Categories
Planet PLUG Programming

Extract n largest values from a Python dict

Having stashed a bunch of data in a python dict, one often needs a quick way to extract the n largest.  Inconveniently for the particular problem I was working on, the key value for the dict was an object and the associated value was a floating-point weight.  A quick-and-dirty method is to use insert all the dict-keys into a heap, using the dict-value as the heap-key Fortuitously, Python has both a heap module and convenient functions for using it in exactly this way.

import heapq

def dict_nlargest(d,n):
    return heapq.nlargest(n ,d, key = lambda k: d[k])

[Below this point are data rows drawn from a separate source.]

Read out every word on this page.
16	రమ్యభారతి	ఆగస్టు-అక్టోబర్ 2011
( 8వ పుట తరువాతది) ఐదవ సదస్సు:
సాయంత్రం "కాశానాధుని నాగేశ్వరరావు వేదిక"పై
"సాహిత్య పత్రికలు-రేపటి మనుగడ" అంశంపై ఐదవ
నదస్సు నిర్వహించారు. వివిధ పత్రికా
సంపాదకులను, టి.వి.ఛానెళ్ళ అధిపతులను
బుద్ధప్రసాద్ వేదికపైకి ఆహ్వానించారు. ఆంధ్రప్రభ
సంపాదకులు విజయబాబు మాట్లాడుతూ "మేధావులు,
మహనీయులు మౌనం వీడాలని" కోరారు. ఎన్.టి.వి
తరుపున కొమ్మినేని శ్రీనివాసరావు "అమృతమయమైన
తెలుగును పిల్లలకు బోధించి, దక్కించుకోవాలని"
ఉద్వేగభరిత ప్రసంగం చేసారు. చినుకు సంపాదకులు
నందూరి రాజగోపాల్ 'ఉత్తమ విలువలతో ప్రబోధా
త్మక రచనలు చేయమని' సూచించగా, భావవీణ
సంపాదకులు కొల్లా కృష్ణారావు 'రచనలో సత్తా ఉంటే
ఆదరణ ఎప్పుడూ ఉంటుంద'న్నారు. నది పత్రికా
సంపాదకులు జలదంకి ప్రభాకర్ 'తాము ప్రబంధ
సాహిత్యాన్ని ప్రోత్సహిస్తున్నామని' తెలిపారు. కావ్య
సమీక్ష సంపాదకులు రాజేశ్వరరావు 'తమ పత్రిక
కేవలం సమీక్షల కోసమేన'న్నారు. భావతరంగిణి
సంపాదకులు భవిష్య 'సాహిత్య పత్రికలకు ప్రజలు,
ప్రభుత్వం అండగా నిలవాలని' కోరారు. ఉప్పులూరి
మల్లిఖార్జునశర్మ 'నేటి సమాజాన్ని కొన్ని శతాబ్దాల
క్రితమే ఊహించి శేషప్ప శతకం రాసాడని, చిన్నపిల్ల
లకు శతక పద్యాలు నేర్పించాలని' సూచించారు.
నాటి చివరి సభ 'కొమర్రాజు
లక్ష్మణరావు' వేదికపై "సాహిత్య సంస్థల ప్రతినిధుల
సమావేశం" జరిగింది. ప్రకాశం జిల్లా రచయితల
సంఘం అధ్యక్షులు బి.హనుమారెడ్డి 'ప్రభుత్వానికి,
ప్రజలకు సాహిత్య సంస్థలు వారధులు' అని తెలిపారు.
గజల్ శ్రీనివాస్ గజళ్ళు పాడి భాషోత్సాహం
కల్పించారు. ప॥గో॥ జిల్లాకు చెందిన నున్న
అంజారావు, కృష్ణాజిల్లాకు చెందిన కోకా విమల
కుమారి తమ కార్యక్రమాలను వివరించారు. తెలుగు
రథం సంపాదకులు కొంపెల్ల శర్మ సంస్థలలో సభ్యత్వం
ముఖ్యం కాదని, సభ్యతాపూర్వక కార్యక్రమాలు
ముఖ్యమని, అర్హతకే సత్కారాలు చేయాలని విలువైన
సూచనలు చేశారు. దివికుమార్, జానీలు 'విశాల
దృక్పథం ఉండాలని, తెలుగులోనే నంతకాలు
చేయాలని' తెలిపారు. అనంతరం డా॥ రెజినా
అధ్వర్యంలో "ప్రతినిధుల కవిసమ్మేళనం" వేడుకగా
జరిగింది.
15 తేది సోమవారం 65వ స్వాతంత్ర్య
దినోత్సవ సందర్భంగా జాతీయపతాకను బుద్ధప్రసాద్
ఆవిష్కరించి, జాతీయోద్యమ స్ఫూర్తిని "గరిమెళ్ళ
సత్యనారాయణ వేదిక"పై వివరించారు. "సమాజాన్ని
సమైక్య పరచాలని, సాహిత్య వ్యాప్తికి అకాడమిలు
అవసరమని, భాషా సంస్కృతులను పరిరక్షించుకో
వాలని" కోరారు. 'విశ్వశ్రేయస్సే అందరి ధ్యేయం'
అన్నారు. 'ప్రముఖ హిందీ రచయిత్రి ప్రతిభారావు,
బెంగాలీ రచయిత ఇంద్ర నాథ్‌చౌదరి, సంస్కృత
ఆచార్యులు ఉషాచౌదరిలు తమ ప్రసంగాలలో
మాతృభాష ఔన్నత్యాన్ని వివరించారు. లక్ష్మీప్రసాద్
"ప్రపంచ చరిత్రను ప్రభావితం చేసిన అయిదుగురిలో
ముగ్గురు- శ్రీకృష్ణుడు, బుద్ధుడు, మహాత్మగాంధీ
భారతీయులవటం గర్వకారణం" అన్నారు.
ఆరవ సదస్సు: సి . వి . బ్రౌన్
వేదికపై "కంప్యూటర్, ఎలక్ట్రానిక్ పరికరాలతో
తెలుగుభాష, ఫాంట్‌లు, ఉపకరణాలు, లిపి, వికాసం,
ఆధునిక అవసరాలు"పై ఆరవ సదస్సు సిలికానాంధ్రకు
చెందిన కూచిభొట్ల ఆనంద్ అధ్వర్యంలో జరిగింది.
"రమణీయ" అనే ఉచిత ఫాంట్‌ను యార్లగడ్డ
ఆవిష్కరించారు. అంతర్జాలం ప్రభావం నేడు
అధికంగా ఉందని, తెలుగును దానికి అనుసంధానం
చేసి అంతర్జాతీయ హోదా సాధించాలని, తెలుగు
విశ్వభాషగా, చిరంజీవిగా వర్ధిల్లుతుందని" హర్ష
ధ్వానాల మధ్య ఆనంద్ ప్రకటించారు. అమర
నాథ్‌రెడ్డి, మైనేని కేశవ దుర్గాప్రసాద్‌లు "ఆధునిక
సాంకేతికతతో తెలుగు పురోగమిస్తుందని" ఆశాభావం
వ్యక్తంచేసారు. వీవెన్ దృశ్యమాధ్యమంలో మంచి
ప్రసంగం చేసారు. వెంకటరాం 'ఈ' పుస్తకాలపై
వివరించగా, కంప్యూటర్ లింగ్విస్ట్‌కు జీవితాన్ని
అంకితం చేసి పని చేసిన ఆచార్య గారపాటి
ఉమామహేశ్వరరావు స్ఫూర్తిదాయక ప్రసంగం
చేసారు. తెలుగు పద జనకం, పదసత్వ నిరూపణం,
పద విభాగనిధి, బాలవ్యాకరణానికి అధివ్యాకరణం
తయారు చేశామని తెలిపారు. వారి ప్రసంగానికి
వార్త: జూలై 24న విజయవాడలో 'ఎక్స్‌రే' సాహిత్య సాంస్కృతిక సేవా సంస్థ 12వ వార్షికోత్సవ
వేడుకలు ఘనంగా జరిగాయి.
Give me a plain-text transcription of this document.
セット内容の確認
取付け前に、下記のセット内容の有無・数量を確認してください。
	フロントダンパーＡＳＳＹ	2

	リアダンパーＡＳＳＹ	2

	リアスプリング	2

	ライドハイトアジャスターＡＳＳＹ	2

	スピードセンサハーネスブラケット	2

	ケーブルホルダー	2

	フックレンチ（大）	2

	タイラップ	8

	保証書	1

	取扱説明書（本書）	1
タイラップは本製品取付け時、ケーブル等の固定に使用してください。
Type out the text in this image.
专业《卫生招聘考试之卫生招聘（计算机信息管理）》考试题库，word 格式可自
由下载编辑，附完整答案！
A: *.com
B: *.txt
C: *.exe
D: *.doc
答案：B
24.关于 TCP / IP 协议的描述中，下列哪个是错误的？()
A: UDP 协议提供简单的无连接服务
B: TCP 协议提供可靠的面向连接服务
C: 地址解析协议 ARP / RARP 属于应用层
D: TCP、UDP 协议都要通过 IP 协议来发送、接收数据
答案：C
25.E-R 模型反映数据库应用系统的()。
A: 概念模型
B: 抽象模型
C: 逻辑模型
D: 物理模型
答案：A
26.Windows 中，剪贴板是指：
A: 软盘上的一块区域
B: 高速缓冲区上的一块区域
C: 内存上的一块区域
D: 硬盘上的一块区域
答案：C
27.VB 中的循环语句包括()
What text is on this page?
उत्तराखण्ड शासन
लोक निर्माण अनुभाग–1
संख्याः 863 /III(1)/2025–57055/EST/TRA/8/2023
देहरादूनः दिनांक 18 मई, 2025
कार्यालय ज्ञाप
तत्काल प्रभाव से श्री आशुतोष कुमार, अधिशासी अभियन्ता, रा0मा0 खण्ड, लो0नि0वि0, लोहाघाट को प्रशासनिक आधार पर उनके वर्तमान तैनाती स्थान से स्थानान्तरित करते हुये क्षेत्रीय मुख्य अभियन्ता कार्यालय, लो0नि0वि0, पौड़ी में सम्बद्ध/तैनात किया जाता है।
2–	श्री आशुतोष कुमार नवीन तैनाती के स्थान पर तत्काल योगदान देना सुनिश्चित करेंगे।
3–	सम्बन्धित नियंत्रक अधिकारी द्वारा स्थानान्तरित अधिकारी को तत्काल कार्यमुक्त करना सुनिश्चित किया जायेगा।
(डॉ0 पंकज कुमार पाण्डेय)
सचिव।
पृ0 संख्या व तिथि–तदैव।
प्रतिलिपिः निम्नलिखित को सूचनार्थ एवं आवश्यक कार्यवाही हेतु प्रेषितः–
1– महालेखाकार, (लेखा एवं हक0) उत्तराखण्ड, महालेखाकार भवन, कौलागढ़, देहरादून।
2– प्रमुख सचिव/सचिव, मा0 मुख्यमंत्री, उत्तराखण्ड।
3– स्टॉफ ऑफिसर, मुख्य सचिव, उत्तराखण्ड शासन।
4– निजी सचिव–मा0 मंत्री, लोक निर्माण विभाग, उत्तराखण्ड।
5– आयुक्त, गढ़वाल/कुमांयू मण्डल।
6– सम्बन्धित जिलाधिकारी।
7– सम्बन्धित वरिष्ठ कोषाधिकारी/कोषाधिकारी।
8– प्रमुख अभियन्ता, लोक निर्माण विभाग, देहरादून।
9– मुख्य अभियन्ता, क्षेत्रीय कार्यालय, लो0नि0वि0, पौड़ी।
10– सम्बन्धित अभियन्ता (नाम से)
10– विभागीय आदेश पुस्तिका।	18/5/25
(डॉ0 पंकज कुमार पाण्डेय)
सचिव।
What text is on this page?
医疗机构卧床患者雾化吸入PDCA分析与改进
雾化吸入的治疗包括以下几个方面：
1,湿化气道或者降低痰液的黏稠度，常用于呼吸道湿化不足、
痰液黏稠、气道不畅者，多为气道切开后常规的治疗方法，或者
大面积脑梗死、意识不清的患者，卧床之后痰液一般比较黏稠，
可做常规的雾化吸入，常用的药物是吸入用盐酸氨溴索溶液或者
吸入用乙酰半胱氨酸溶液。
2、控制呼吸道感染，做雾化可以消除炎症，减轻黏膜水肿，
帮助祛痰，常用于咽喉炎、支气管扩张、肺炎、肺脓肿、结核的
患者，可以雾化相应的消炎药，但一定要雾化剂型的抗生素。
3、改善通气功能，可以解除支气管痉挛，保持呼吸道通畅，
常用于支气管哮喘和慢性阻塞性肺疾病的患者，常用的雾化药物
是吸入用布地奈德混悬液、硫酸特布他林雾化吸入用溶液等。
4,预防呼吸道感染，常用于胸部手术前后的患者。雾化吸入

d = { 'a':10.0, 'b':2.0, 'c':5.0, 'd':3.0, 'e':15.0 }
print dict_nlargest(d,3)

Which neatly prints a list of the keys associated with the three largest values:

['e', 'a', 'c']

The heapq.nlargest() function can also use arbitrary object attributes as keys, as well, by supplying a one-argument function to the named parameter key. (This is the role of the lambda in the examples above and below.)

import heapq
class Toy:
    def __init__Toy(self, s, i, f):
        self.s = s
        self.i = i
        self.f = f

l = [ Toy('a', 10, 4.4), Toy('b', 4, 12.0),
      Toy('c', 2, 20.0), Toy('d', 1, 5.0) ]

# largest by the 'f' attribute
print heapq.nlargest(2, l, key = lambda o: o.f)

# largest by the 'i' attribute
print heapq.nlargest(2, l, key = lambda o: o.i)

This is fine for a one-off, but you’ll likely want to maintain this information in a data structure if this you’ll be performing this operation multiple times on a large collection.